Along with their important death benefit, these insurance contracts can be structured to hold your serious cash (by serious cash we mean money you have set aside for retirement). When these contracts are structured correctly and funded properly, they can shelter you from the danger of increasing taxes.
This strategy has been used by the wealthy for over 100 years. Among them are Jim Harbaugh, the head football coach of the University of Michigan Wolverines, Mr. Walt, the founder of Disneyland, James Penny, owner of JC Penney, and many more. They implemented this strategy to build their wealth.
These contracts are no secret to the wealthy. It’s just simply too complex for the average financial advisor or financial professional to implement without developing an expertise through years of research and training.

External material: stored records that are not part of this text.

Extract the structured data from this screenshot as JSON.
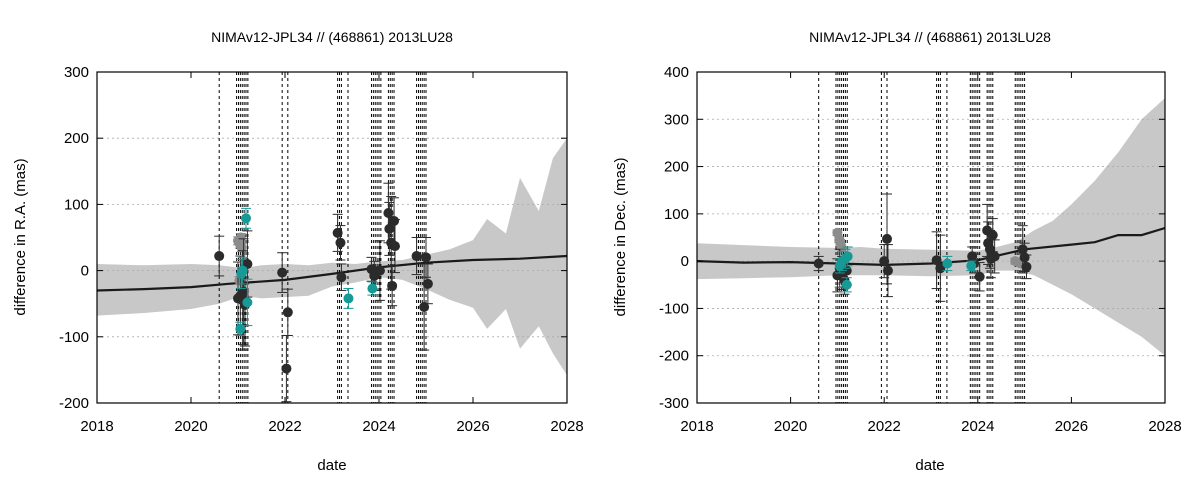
{
  "colors": {
    "band": "#c8c8c8",
    "mean_line": "#1a1a1a",
    "obs_dark": "#2b2b2b",
    "obs_gray": "#8c8c8c",
    "obs_teal": "#179a96",
    "vline": "#000000",
    "grid": "#aaaaaa"
  },
  "chart_data": [
    {
      "type": "scatter",
      "title": "NIMAv12-JPL34 // (468861) 2013LU28",
      "xlabel": "date",
      "ylabel": "difference in R.A. (mas)",
      "x_ticks": [
        "2018",
        "2020",
        "2022",
        "2024",
        "2026",
        "2028"
      ],
      "y_ticks": [
        "300",
        "200",
        "100",
        "0",
        "-100",
        "-200"
      ],
      "xlim": [
        2018,
        2028
      ],
      "ylim": [
        -200,
        300
      ],
      "grid": true,
      "mean_curve": {
        "x": [
          2018,
          2019,
          2020,
          2020.8,
          2021.2,
          2022,
          2023,
          2024,
          2025,
          2026,
          2027,
          2028
        ],
        "y": [
          -30,
          -28,
          -25,
          -20,
          -18,
          -14,
          -5,
          5,
          12,
          16,
          18,
          22
        ]
      },
      "uncertainty_band": {
        "x": [
          2018,
          2019,
          2020,
          2020.6,
          2021.1,
          2021.5,
          2022,
          2022.5,
          2023,
          2023.5,
          2024,
          2024.5,
          2025,
          2025.5,
          2026,
          2026.3,
          2026.7,
          2027,
          2027.4,
          2027.7,
          2028
        ],
        "upper": [
          10,
          8,
          10,
          8,
          4,
          8,
          10,
          8,
          12,
          10,
          14,
          16,
          24,
          32,
          46,
          78,
          56,
          140,
          90,
          170,
          200
        ],
        "lower": [
          -68,
          -64,
          -58,
          -50,
          -38,
          -42,
          -40,
          -38,
          -24,
          -18,
          -10,
          -14,
          -28,
          -44,
          -56,
          -88,
          -58,
          -118,
          -84,
          -125,
          -158
        ]
      },
      "vlines": [
        2020.6,
        2020.97,
        2021.01,
        2021.05,
        2021.09,
        2021.13,
        2021.17,
        2021.21,
        2021.94,
        2022.06,
        2023.12,
        2023.16,
        2023.2,
        2023.34,
        2023.84,
        2023.88,
        2023.92,
        2023.96,
        2024.0,
        2024.04,
        2024.2,
        2024.24,
        2024.28,
        2024.32,
        2024.8,
        2024.84,
        2024.88,
        2024.92,
        2024.96,
        2025.0
      ],
      "series": [
        {
          "color": "dark",
          "points": [
            {
              "x": 2020.6,
              "y": 22,
              "err": 30
            },
            {
              "x": 2021.0,
              "y": -42,
              "err": 55
            },
            {
              "x": 2021.05,
              "y": -38,
              "err": 60
            },
            {
              "x": 2021.1,
              "y": -45,
              "err": 75
            },
            {
              "x": 2021.12,
              "y": -32,
              "err": 80
            },
            {
              "x": 2021.15,
              "y": -52,
              "err": 62
            },
            {
              "x": 2021.2,
              "y": 10,
              "err": 50
            },
            {
              "x": 2021.94,
              "y": -3,
              "err": 30
            },
            {
              "x": 2022.03,
              "y": -148,
              "err": 50
            },
            {
              "x": 2022.06,
              "y": -63,
              "err": 35
            },
            {
              "x": 2023.12,
              "y": 57,
              "err": 28
            },
            {
              "x": 2023.18,
              "y": 42,
              "err": 26
            },
            {
              "x": 2023.2,
              "y": -10,
              "err": 20
            },
            {
              "x": 2023.84,
              "y": 2,
              "err": 18
            },
            {
              "x": 2023.9,
              "y": -8,
              "err": 22
            },
            {
              "x": 2024.02,
              "y": 0,
              "err": 45
            },
            {
              "x": 2024.2,
              "y": 87,
              "err": 45
            },
            {
              "x": 2024.22,
              "y": 63,
              "err": 40
            },
            {
              "x": 2024.26,
              "y": 42,
              "err": 70
            },
            {
              "x": 2024.28,
              "y": -23,
              "err": 30
            },
            {
              "x": 2024.32,
              "y": 75,
              "err": 35
            },
            {
              "x": 2024.34,
              "y": 37,
              "err": 40
            },
            {
              "x": 2024.8,
              "y": 22,
              "err": 28
            },
            {
              "x": 2024.96,
              "y": -55,
              "err": 65
            },
            {
              "x": 2025.0,
              "y": 20,
              "err": 30
            },
            {
              "x": 2025.04,
              "y": -20,
              "err": 30
            }
          ]
        },
        {
          "color": "gray",
          "points": [
            {
              "x": 2021.0,
              "y": 45,
              "err": 6
            },
            {
              "x": 2021.04,
              "y": 40,
              "err": 6
            },
            {
              "x": 2021.06,
              "y": 50,
              "err": 6
            },
            {
              "x": 2021.08,
              "y": 35,
              "err": 6
            },
            {
              "x": 2021.03,
              "y": -15,
              "err": 6
            }
          ]
        },
        {
          "color": "teal",
          "points": [
            {
              "x": 2021.05,
              "y": -88,
              "err": 10
            },
            {
              "x": 2021.07,
              "y": -5,
              "err": 22
            },
            {
              "x": 2021.1,
              "y": 0,
              "err": 20
            },
            {
              "x": 2021.17,
              "y": 79,
              "err": 15
            },
            {
              "x": 2021.2,
              "y": -48,
              "err": 35
            },
            {
              "x": 2023.35,
              "y": -42,
              "err": 15
            },
            {
              "x": 2023.86,
              "y": -27,
              "err": 10
            }
          ]
        }
      ]
    },
    {
      "type": "scatter",
      "title": "NIMAv12-JPL34 // (468861) 2013LU28",
      "xlabel": "date",
      "ylabel": "difference in Dec. (mas)",
      "x_ticks": [
        "2018",
        "2020",
        "2022",
        "2024",
        "2026",
        "2028"
      ],
      "y_ticks": [
        "400",
        "300",
        "200",
        "100",
        "0",
        "-100",
        "-200",
        "-300"
      ],
      "xlim": [
        2018,
        2028
      ],
      "ylim": [
        -300,
        400
      ],
      "grid": true,
      "mean_curve": {
        "x": [
          2018,
          2019,
          2020,
          2021,
          2022,
          2023,
          2024,
          2025,
          2026,
          2026.5,
          2027,
          2027.5,
          2028
        ],
        "y": [
          0,
          -3,
          -2,
          -5,
          -8,
          -5,
          2,
          25,
          35,
          40,
          55,
          55,
          70
        ]
      },
      "uncertainty_band": {
        "x": [
          2018,
          2019,
          2020,
          2021,
          2021.5,
          2022,
          2023,
          2024,
          2024.4,
          2024.8,
          2025.2,
          2025.6,
          2026,
          2026.5,
          2027,
          2027.5,
          2028
        ],
        "upper": [
          38,
          34,
          30,
          28,
          30,
          26,
          24,
          22,
          30,
          40,
          65,
          85,
          120,
          170,
          230,
          300,
          345
        ],
        "lower": [
          -38,
          -36,
          -34,
          -30,
          -30,
          -30,
          -32,
          -30,
          -20,
          -20,
          -30,
          -50,
          -70,
          -100,
          -130,
          -160,
          -200
        ]
      },
      "vlines": [
        2020.6,
        2020.97,
        2021.01,
        2021.05,
        2021.09,
        2021.13,
        2021.17,
        2021.21,
        2021.94,
        2022.06,
        2023.12,
        2023.16,
        2023.2,
        2023.34,
        2023.84,
        2023.88,
        2023.92,
        2023.96,
        2024.0,
        2024.04,
        2024.2,
        2024.24,
        2024.28,
        2024.32,
        2024.8,
        2024.84,
        2024.88,
        2024.92,
        2024.96,
        2025.0
      ],
      "series": [
        {
          "color": "dark",
          "points": [
            {
              "x": 2020.6,
              "y": -5,
              "err": 15
            },
            {
              "x": 2021.0,
              "y": -30,
              "err": 35
            },
            {
              "x": 2021.05,
              "y": -15,
              "err": 40
            },
            {
              "x": 2021.1,
              "y": -25,
              "err": 35
            },
            {
              "x": 2021.15,
              "y": -40,
              "err": 30
            },
            {
              "x": 2021.2,
              "y": -20,
              "err": 30
            },
            {
              "x": 2022.0,
              "y": 0,
              "err": 35
            },
            {
              "x": 2022.06,
              "y": 47,
              "err": 95
            },
            {
              "x": 2022.08,
              "y": -20,
              "err": 55
            },
            {
              "x": 2023.12,
              "y": 2,
              "err": 60
            },
            {
              "x": 2023.2,
              "y": -15,
              "err": 70
            },
            {
              "x": 2023.88,
              "y": 10,
              "err": 20
            },
            {
              "x": 2023.92,
              "y": -5,
              "err": 20
            },
            {
              "x": 2024.04,
              "y": -33,
              "err": 30
            },
            {
              "x": 2024.2,
              "y": 65,
              "err": 55
            },
            {
              "x": 2024.22,
              "y": 38,
              "err": 45
            },
            {
              "x": 2024.26,
              "y": 25,
              "err": 40
            },
            {
              "x": 2024.28,
              "y": 5,
              "err": 40
            },
            {
              "x": 2024.32,
              "y": 55,
              "err": 35
            },
            {
              "x": 2024.36,
              "y": 10,
              "err": 35
            },
            {
              "x": 2024.96,
              "y": 25,
              "err": 50
            },
            {
              "x": 2025.0,
              "y": 8,
              "err": 30
            },
            {
              "x": 2025.04,
              "y": -12,
              "err": 25
            }
          ]
        },
        {
          "color": "gray",
          "points": [
            {
              "x": 2021.0,
              "y": 60,
              "err": 6
            },
            {
              "x": 2021.04,
              "y": 45,
              "err": 6
            },
            {
              "x": 2021.06,
              "y": 40,
              "err": 6
            },
            {
              "x": 2021.08,
              "y": 30,
              "err": 6
            },
            {
              "x": 2024.8,
              "y": 0,
              "err": 6
            },
            {
              "x": 2024.92,
              "y": -5,
              "err": 6
            }
          ]
        },
        {
          "color": "teal",
          "points": [
            {
              "x": 2021.05,
              "y": -10,
              "err": 15
            },
            {
              "x": 2021.1,
              "y": 0,
              "err": 20
            },
            {
              "x": 2021.17,
              "y": 5,
              "err": 20
            },
            {
              "x": 2021.2,
              "y": -50,
              "err": 15
            },
            {
              "x": 2021.22,
              "y": 10,
              "err": 20
            },
            {
              "x": 2023.35,
              "y": -5,
              "err": 15
            },
            {
              "x": 2023.86,
              "y": -10,
              "err": 10
            }
          ]
        }
      ]
    }
  ]
}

Unfortunately, many advisors or accountants who “haven’t done their research” end up having strong and uneducated opinions that are not based on facts, especially regarding the tax benefits and internal rate of return that can be achieved with this strategy.
Tax Benefit No. 1 – Money put into these insurance contracts has already been taxed at today’s rates. With tax rates likely going up in the future due to our national debt, getting taxes over and done is financially very critical. You would rather pay taxes on the seed money than the harvest money.

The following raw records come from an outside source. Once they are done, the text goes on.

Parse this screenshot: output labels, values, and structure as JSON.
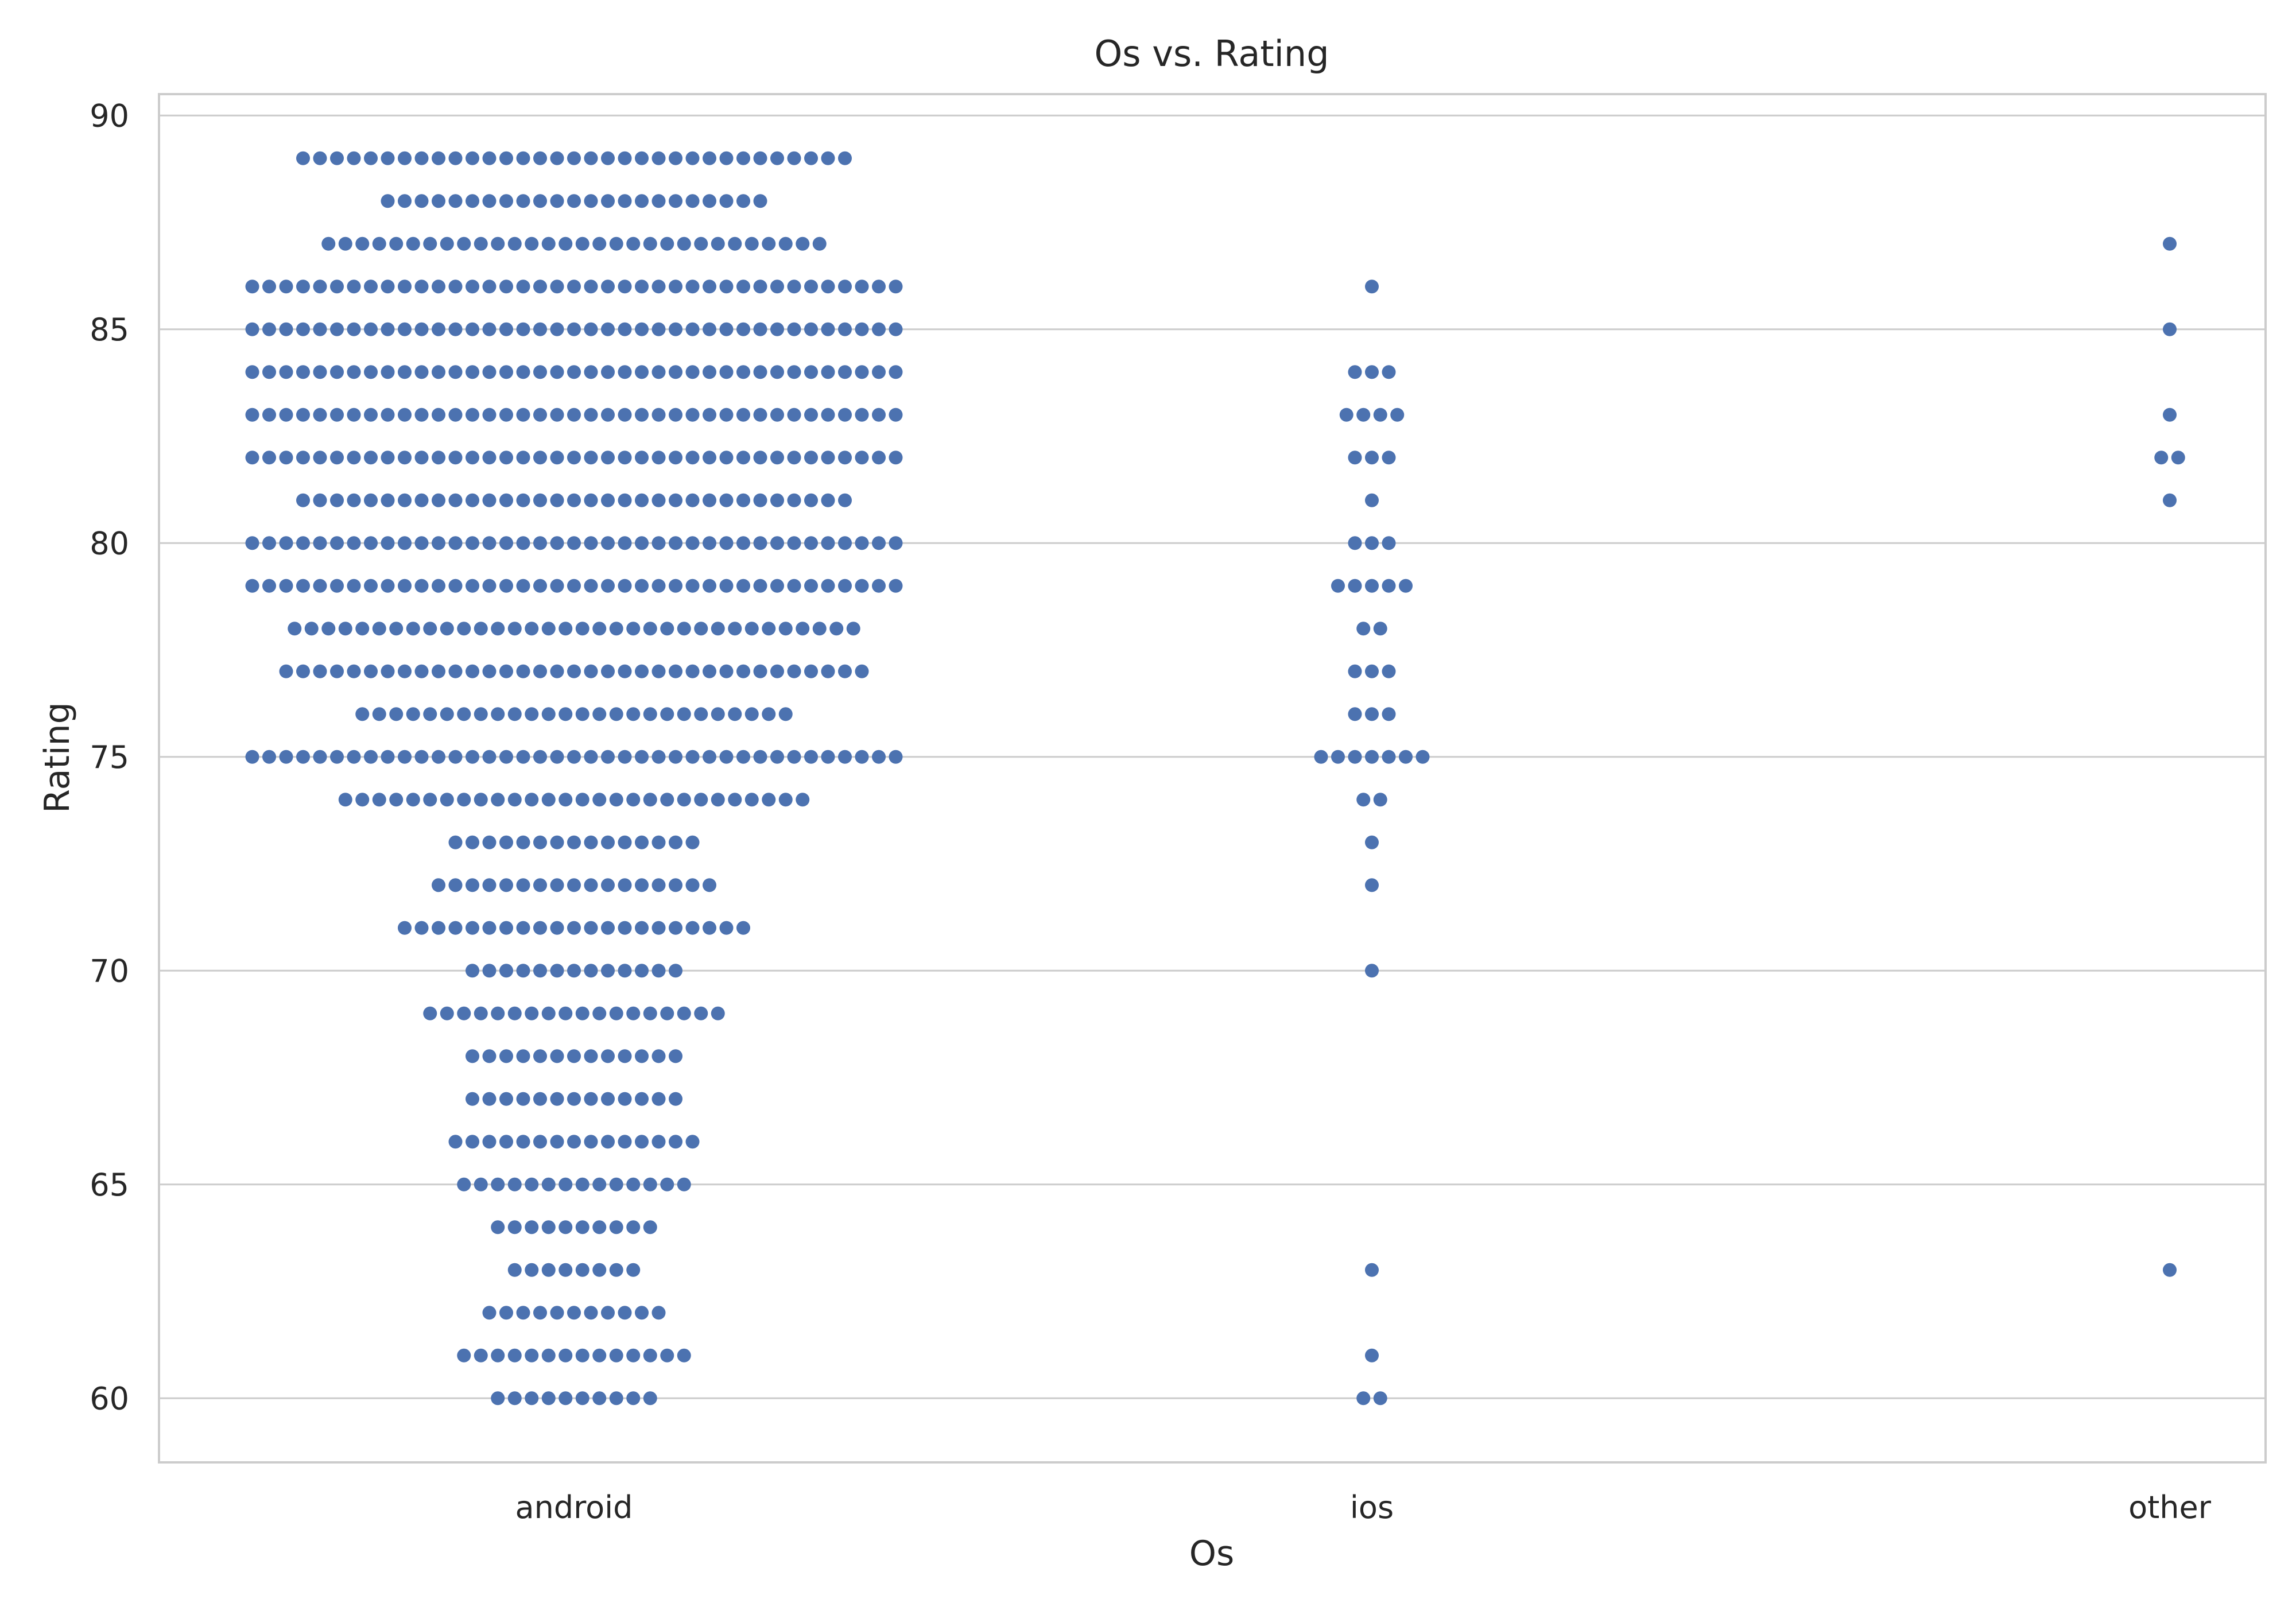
{
  "chart_data": {
    "type": "scatter",
    "subtype": "swarm",
    "title": "Os vs. Rating",
    "xlabel": "Os",
    "ylabel": "Rating",
    "categories": [
      "android",
      "ios",
      "other"
    ],
    "ylim": [
      58.5,
      90.5
    ],
    "yticks": [
      "60",
      "65",
      "70",
      "75",
      "80",
      "85",
      "90"
    ],
    "grid": "horizontal",
    "marker_color": "#4c72b0",
    "points_by_category": [
      {
        "category": "android",
        "counts_by_rating": [
          {
            "y": 89,
            "count": 33
          },
          {
            "y": 88,
            "count": 23
          },
          {
            "y": 87,
            "count": 30
          },
          {
            "y": 86,
            "count": 39
          },
          {
            "y": 85,
            "count": 39
          },
          {
            "y": 84,
            "count": 39
          },
          {
            "y": 83,
            "count": 39
          },
          {
            "y": 82,
            "count": 39
          },
          {
            "y": 81,
            "count": 33
          },
          {
            "y": 80,
            "count": 39
          },
          {
            "y": 79,
            "count": 39
          },
          {
            "y": 78,
            "count": 34
          },
          {
            "y": 77,
            "count": 35
          },
          {
            "y": 76,
            "count": 26
          },
          {
            "y": 75,
            "count": 39
          },
          {
            "y": 74,
            "count": 28
          },
          {
            "y": 73,
            "count": 15
          },
          {
            "y": 72,
            "count": 17
          },
          {
            "y": 71,
            "count": 21
          },
          {
            "y": 70,
            "count": 13
          },
          {
            "y": 69,
            "count": 18
          },
          {
            "y": 68,
            "count": 13
          },
          {
            "y": 67,
            "count": 13
          },
          {
            "y": 66,
            "count": 15
          },
          {
            "y": 65,
            "count": 14
          },
          {
            "y": 64,
            "count": 10
          },
          {
            "y": 63,
            "count": 8
          },
          {
            "y": 62,
            "count": 11
          },
          {
            "y": 61,
            "count": 14
          },
          {
            "y": 60,
            "count": 10
          }
        ]
      },
      {
        "category": "ios",
        "counts_by_rating": [
          {
            "y": 86,
            "count": 1
          },
          {
            "y": 84,
            "count": 3
          },
          {
            "y": 83,
            "count": 4
          },
          {
            "y": 82,
            "count": 3
          },
          {
            "y": 81,
            "count": 1
          },
          {
            "y": 80,
            "count": 3
          },
          {
            "y": 79,
            "count": 5
          },
          {
            "y": 78,
            "count": 2
          },
          {
            "y": 77,
            "count": 3
          },
          {
            "y": 76,
            "count": 3
          },
          {
            "y": 75,
            "count": 7
          },
          {
            "y": 74,
            "count": 2
          },
          {
            "y": 73,
            "count": 1
          },
          {
            "y": 72,
            "count": 1
          },
          {
            "y": 70,
            "count": 1
          },
          {
            "y": 63,
            "count": 1
          },
          {
            "y": 61,
            "count": 1
          },
          {
            "y": 60,
            "count": 2
          }
        ]
      },
      {
        "category": "other",
        "counts_by_rating": [
          {
            "y": 87,
            "count": 1
          },
          {
            "y": 85,
            "count": 1
          },
          {
            "y": 83,
            "count": 1
          },
          {
            "y": 82,
            "count": 2
          },
          {
            "y": 81,
            "count": 1
          },
          {
            "y": 63,
            "count": 1
          }
        ]
      }
    ]
  }
}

Tax Benefit No. 2 – Money taken out of your contract—when done optimally, in accordance with Internal Revenue Code guidelines—is not regarded as taxable income, as opposed to income from a traditional IRA/401(k). You can also access your money tax-free using several methods. The smartest and best way to access your money from a max-funded, tax-advantaged insurance contract is via a loan, rather than a withdrawal.
When done correctly, it is a loan made to yourself that is never due or payable in your lifetime. To be in compliance with IRS guidelines, an interest rate is typically charged, and then that interest is offset with interest that is credited on the money you didn’t “withdraw,” but rather remained there as collateral for your loan. This results in a zero-net cost in many instances.
Loans taken from your contract ARE NOT TAXED, because they aren’t deemed earned, passive, or portfolio income—which are the only types of income that are subject to income tax on a 1040 tax return. See section 7702 of the Internal Revenue Code.
“A maximum-funded tax-advantaged (MFTA) insurance strategy, when structured properly and loans taken correctly, will not hit your tax return. That is powerful.”
-Jim Whitehead, CPA
Tax Benefit No. 3 – With industry laws and regulations that have been in place for more than 100 years, the money that accumulates inside of a life insurance policy does so tax-favored. As a “life insurance policy” increases in value due to competitive interest being earned, no taxes are due on that gain, as long as the policy remains in force. Many financial vehicles, such as savings accounts, CDs, mutual funds, and money markets will typically have tax liability on their gain. See section 72(e) of the Internal Revenue Code.
Policy loans and withdrawals will reduce available cash values and death benefits and may cause the policy to lapse or affect guarantees against lapse. Additional premium payments may be required to keep the policy in force. In the event of a lapse, outstanding policy loans in excess of unrecovered cost basis will be subject to ordinary income tax. Tax laws are subject to change and you should consult a tax professional.
Policy loans are not usually subject to income tax, unless the policy is classified as a modified endowment contract (MEC) under IRC Section 7702A. However, withdrawals or partial surrenders from a non-MEC policy are subject to income tax to the extent that the amount distributed exceeds the owner’s cost basis in the policy.
Tax Benefit No. 4 – Upon your death, the money in your insurance policy transfers to your heirs and beneficiaries completely income tax-free. See section 101(a) of the Internal Revenue Code.
In summary, we have never seen any other money accumulation vehicle that accumulates money totally tax-favored, then later allows you to access your money totally tax-free. Then when you ultimately pass away, it blossoms (increases) in value and transfers to your heirs totally income-tax free.